むしゃくしゃして、落ち着かなくて、命日だというのにお墓参りに行くのはやめた。遠いから、明日も仕事だからなんて理由をつけて、思い出すことから逃げた。今日の仕事は何一つ手につかなかった。納期にはかなりの余裕を伴って間に合うスケジュールだったから問題ない。しかし、それすら私の自責を助長させることとなって、もう手がつけられないほどの虚しさや苛立ちを抱える羽目になる。もうどうすればいいんだ、と頭を抱えたくなって、嫌になって外に出た、その時だった。
「やあ、元気にしてる?」
10月終わりの冷たい風を伴って現れた男性。どこか懐かしく暖かいような声色で、きっと私に声をかけてきた。……いや、こんな時間に私以外が外に出ているわけもなく、二人きりの空間で、そこにいない人間に話しかけるなんてこと、ありふれた人間の大半はしないだろう。
「……元気に見えますか?」
「そう言ってる人って、大抵元気じゃないんだよな……うん、確かに見えない」
楽しそうに笑う彼にさえなんとなく苛立ちを覚える。どうかこの怖いくらい静かな夜だけは、ひっそり過ごさせてはくれないものか。
「……会えてよかったよ、翠」
「なんで、私の名前……」
不意に視界に入った時計は23時57分を指している。不意に彼の手が私の頬を掠めた。……否、掠めようとした。手を伸ばされて、触れられなかったというより、まるで空気のように透けて感触がない。
「ああ、やっぱり駄目か」
彼がそう呟いたのがわかった。「やっぱり」なんて、まるでその結果を初めからわかっていたような口ぶりなのかが、理解できなくて。

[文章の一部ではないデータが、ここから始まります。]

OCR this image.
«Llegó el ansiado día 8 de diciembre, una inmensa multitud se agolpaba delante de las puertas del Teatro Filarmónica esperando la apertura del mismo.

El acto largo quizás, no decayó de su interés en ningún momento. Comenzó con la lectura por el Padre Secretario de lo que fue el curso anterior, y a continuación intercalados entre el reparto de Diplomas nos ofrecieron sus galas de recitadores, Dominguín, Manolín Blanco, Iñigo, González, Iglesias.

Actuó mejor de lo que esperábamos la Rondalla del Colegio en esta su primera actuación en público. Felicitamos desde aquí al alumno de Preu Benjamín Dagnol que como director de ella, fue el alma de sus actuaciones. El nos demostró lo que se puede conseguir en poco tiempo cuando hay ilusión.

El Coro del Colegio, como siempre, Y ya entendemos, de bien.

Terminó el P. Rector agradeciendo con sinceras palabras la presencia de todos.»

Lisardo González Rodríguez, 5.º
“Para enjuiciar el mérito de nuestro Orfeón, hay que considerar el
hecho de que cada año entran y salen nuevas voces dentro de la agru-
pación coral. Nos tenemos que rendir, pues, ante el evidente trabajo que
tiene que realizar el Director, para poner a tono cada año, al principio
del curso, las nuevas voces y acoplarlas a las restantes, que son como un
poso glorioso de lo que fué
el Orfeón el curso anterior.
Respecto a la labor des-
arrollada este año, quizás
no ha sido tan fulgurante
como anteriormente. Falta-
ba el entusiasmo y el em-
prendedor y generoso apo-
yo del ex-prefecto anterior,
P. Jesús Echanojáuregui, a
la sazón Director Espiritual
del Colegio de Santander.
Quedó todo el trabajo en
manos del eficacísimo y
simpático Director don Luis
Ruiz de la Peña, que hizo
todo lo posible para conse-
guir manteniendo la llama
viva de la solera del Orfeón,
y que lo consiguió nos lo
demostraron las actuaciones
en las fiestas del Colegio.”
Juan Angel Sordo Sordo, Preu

「……僕たちは、本当はこうすることも許されないんだけど。でもどうしても、会いたかった。ごめんね、怖がらせちゃったよね」
眉を下げて柔く笑う彼の顔を見ると、なんだか安心するような気持ちになるような感覚を覚える。首を振って気にしていない旨を伝えると彼はほっと旨を撫で下ろした。
「また来年、会いに来られたらいいんだけど……平日だもんね、今日。時間があまりになくてびっくりしちゃった。お仕事お疲れ様」
「え、ああ、ありがとうございます……?」
彼は少し不服そうにしたあと、「そういうことか」と呟いた。こんなに静かな環境で、近くにいる私にも聞こえるか否かの微妙なラインを彷徨うくらいの声量だった。
「……ごめん。翠にずっと辛い思いさせて」
「え、何の事を」
辛い思い、に対する心当たりがあまりにもなくて、思わず彼に尋ねようとして、遮られる。
「もう時間か、早いなぁ……」
心から寂しそうな声色の彼に、目を奪われた。
「待って、あと一言だけ。」
まるで私以外の何かに話すように、宥めるように言った後に私と向き合う彼。なぜか無性に緊張と恥じらいが入り混じったような感情が込み上げてくる。
「翠、愛してるよ。幸せになってね」
はにかむ彼の顔は、確かに見覚えがあるものだった。
遠くの商店街から、0時の鐘の音が鳴る。この街は鐘の音を合図に眠りにつく。やれハロウィンだ何だと浮かれていた人々も家に帰り出した事だろう。
目の前にいたはずの彼は、まるで何かの魔法で魅せられていた幻であったかのように消えてしまった。